実際のインターン業務は、華やかな企画ばかりではありません。地道にコツコツ進める作業や、一見雑用に見える業務も必ずあります。 そのため、キラキラした動機だけでは「華やかな部分はやるだろうが、泥臭い仕事はやってくれなさそうだ」と判断され、不採用に直結してしまいます。
【改善のヒント】 やりたいことを主張するのは悪いことではありません。むしろ、その意欲は評価されます。 重要なのは、やりたいことを明確にしつつ、「地道にコツコツと手を動かす部分も含めて、泥臭く挑戦したい」という覚悟をセットで伝えることです。
長期インターンをする目的が具体的でない「ふわふわ系」
【NG例】
現在、新卒ではコンサルティングファームに入りたいと思っていますがまだまだコンサル業界で求められるビジネススキルを持っておらず、またコンサル業界での仕事へのイメージが湧きません。そこで今回のインターンではビジネススキルを身に付けると共に、コンサル業界での仕事のイメージを持ちたいと考えています。

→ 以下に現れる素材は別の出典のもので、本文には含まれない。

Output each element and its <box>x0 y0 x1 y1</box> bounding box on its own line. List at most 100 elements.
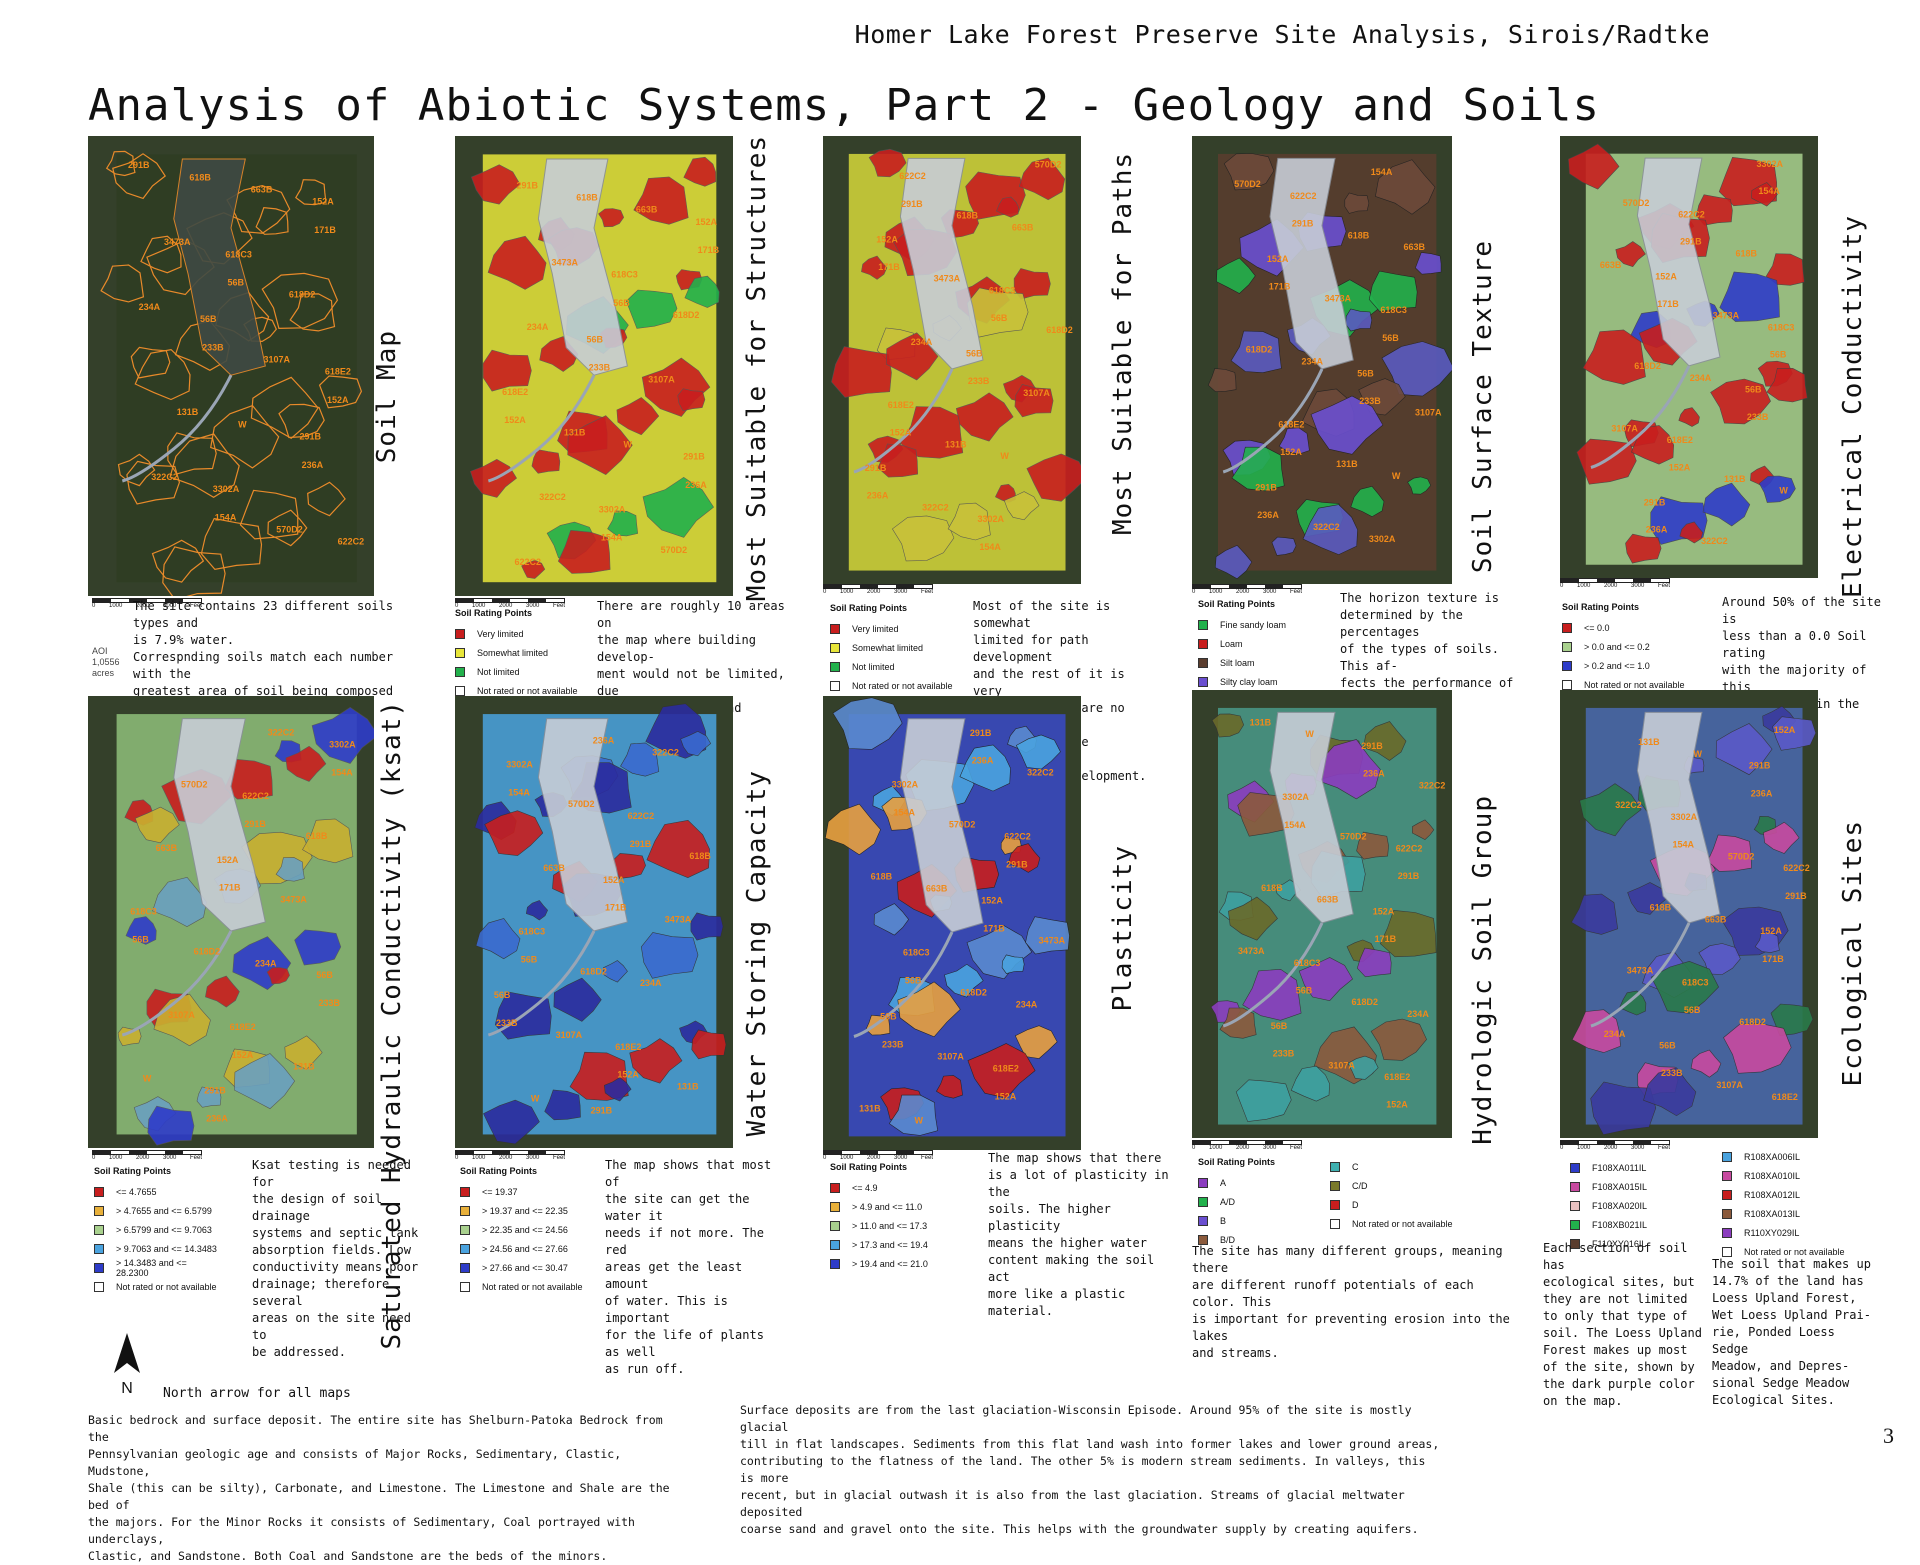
soil-unit-label: 171B <box>1657 299 1679 309</box>
legend-label: R108XA013IL <box>1744 1208 1801 1219</box>
soil-unit-label: 152A <box>603 875 625 885</box>
legend-item: F108XB021IL <box>1570 1215 1647 1234</box>
soil-unit-label: 618B <box>957 211 979 221</box>
soil-unit-label: 56B <box>1659 1041 1676 1051</box>
legend-swatch <box>94 1243 104 1254</box>
scale-bar-ticks: 0 1000 2000 3000 Feet <box>1192 1145 1302 1151</box>
soil-unit-label: 618B <box>871 872 893 882</box>
soil-unit-label: 233B <box>496 1018 518 1028</box>
soil-unit-label: 56B <box>905 976 922 986</box>
soil-unit-label: 618C3 <box>611 270 638 280</box>
soil-unit-label: 291B <box>970 728 992 738</box>
legend-ksat: Soil Rating Points <= 4.7655 > 4.7655 and … <box>94 1166 217 1296</box>
soil-unit-label: 3107A <box>1611 423 1638 433</box>
scale-tick: 1000 <box>839 589 854 595</box>
legend-label: F108XA015IL <box>1592 1181 1648 1192</box>
map-paths: 291B 56B 152A 154A 171B 233B 236A 618B 618D2 131B… <box>823 136 1081 584</box>
soil-unit-label: 234A <box>1407 1009 1429 1019</box>
soil-unit-label: 154A <box>508 787 530 797</box>
legend-swatch <box>1330 1161 1340 1172</box>
scale-tick: 2000 <box>866 1155 881 1161</box>
legend-item: Fine sandy loam <box>1198 615 1321 634</box>
legend-item: C/D <box>1330 1176 1453 1195</box>
map-graphic-ecological: 291B 56B 152A 154A 171B 233B 236A 618B 618D2 131B… <box>1560 690 1818 1138</box>
map-graphic-hydrologic: 291B 56B 152A 154A 171B 233B 236A 618B 618D2 131B… <box>1192 690 1452 1138</box>
soil-unit-label: 291B <box>865 463 887 473</box>
soil-unit-label: 322C2 <box>268 728 295 738</box>
scale-tick: 3000 <box>525 603 540 609</box>
scale-tick: 1000 <box>108 603 123 609</box>
soil-unit-label: 3107A <box>1023 388 1050 398</box>
soil-unit-label: 322C2 <box>1027 768 1054 778</box>
soil-unit-label: 618D2 <box>580 966 607 976</box>
soil-unit-label: 3473A <box>280 895 307 905</box>
legend-item: Somewhat limited <box>830 638 953 657</box>
legend-label: F108XB021IL <box>1592 1219 1648 1230</box>
legend-item: > 4.7655 and <= 6.5799 <box>94 1201 217 1220</box>
legend-swatch <box>1570 1162 1580 1173</box>
legend-swatch <box>1722 1170 1732 1181</box>
soil-unit-label: 56B <box>880 1011 897 1021</box>
legend-label: > 4.7655 and <= 6.5799 <box>116 1205 212 1216</box>
legend-label: > 19.4 and <= 21.0 <box>852 1258 928 1269</box>
legend-label: Somewhat limited <box>852 642 924 653</box>
soil-unit-label: 131B <box>677 1082 699 1092</box>
legend-label: > 11.0 and <= 17.3 <box>852 1220 928 1231</box>
page-title: Analysis of Abiotic Systems, Part 2 - Ge… <box>88 80 1600 131</box>
scale-tick: 2000 <box>135 1155 150 1161</box>
soil-unit-label: 663B <box>1600 260 1622 270</box>
soil-unit-label: 234A <box>911 337 933 347</box>
soil-unit-label: 131B <box>564 427 586 437</box>
soil-unit-label: 622C2 <box>628 811 655 821</box>
legend-swatch <box>1198 1215 1208 1226</box>
soil-unit-label: 291B <box>1785 891 1807 901</box>
soil-unit-label: 3302A <box>978 514 1005 524</box>
scale-bar-graphic <box>1192 584 1302 589</box>
legend-label: D <box>1352 1199 1359 1210</box>
soil-unit-label: 56B <box>228 278 245 288</box>
map-graphic-paths: 291B 56B 152A 154A 171B 233B 236A 618B 618D2 131B… <box>823 136 1081 584</box>
scale-unit: Feet <box>552 1155 565 1161</box>
soil-unit-label: 234A <box>1016 999 1038 1009</box>
soil-unit-label: 291B <box>683 452 705 462</box>
scale-tick: 0 <box>1560 583 1564 589</box>
legend-item: R108XA006IL <box>1722 1147 1845 1166</box>
panel-title-structures: Most Suitable for Structures <box>742 135 772 602</box>
soil-unit-label: 154A <box>331 767 353 777</box>
map-graphic-soil-map: 291B 56B 152A 154A 171B 233B 236A 618B 618D2 131B… <box>88 136 374 596</box>
legend-plasticity: Soil Rating Points <= 4.9 > 4.9 and <= 11.… <box>830 1162 928 1273</box>
legend-item: Not rated or not available <box>1330 1214 1453 1233</box>
legend-swatch <box>455 628 465 639</box>
soil-unit-label: 622C2 <box>1783 863 1810 873</box>
soil-unit-label: 618C3 <box>989 286 1016 296</box>
soil-unit-label: 171B <box>1762 954 1784 964</box>
soil-unit-label: 236A <box>1646 525 1668 535</box>
soil-unit-label: 622C2 <box>1396 844 1423 854</box>
soil-unit-label: W <box>915 1115 924 1125</box>
legend-label: Not limited <box>852 661 895 672</box>
soil-unit-label: 3473A <box>934 274 961 284</box>
soil-unit-label: 618E2 <box>993 1063 1019 1073</box>
soil-unit-label: 154A <box>979 542 1001 552</box>
panel-title-conductivity: Electrical Conductivity <box>1838 215 1868 599</box>
soil-unit-label: 618E2 <box>1278 420 1304 430</box>
legend-title: Soil Rating Points <box>1198 599 1276 609</box>
legend-item: A <box>1198 1173 1275 1192</box>
legend-label: > 0.2 and <= 1.0 <box>1584 660 1650 671</box>
legend-swatch <box>830 1201 840 1212</box>
soil-unit-label: 56B <box>991 313 1008 323</box>
legend-item: A/D <box>1198 1192 1275 1211</box>
legend-item: > 0.2 and <= 1.0 <box>1562 656 1685 675</box>
scale-tick: 3000 <box>162 603 177 609</box>
soil-unit-label: 3473A <box>1325 293 1352 303</box>
scale-tick: 1000 <box>1576 1145 1591 1151</box>
map-ecological: 291B 56B 152A 154A 171B 233B 236A 618B 618D2 131B… <box>1560 690 1818 1138</box>
legend-title: Soil Rating Points <box>1198 1157 1276 1167</box>
scale-tick: 2000 <box>1235 589 1250 595</box>
map-water: 291B 56B 152A 154A 171B 233B 236A 618B 618D2 131B… <box>455 696 733 1148</box>
soil-unit-label: 131B <box>1250 717 1272 727</box>
legend-swatch <box>1198 657 1208 668</box>
soil-unit-label: 322C2 <box>539 492 566 502</box>
scale-bar-graphic <box>455 1150 565 1155</box>
soil-unit-label: 152A <box>217 855 239 865</box>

【何がダメ?】 最大の問題は、長期インターンで「何をしたいか」が具体的でないことです。 特に「ビジネススキルを身につけたい」という表現は抽象的すぎて、何も言っていないのと同じです。例えば、「正しいロジックを主張しても相手を納得させられなかった経験から、相手の立場に向き合うことを忘れず、具体的な将来ビジョンを一緒に描き、説得することが出来るスキルを身に付けたい」といったレベルまで詳細に落とし込んで説明する必要があります。
長期インターンでやりたいことが「ふわふわ」していると、企業はどういう仕事を任せて良いのか、会社の環境と長期インターン候補者の目的が適合するのかが分からないため「その企業で働いて活躍する具体的なイメージ」から外れてしまい落選やミスマッチに繋がりやすいです。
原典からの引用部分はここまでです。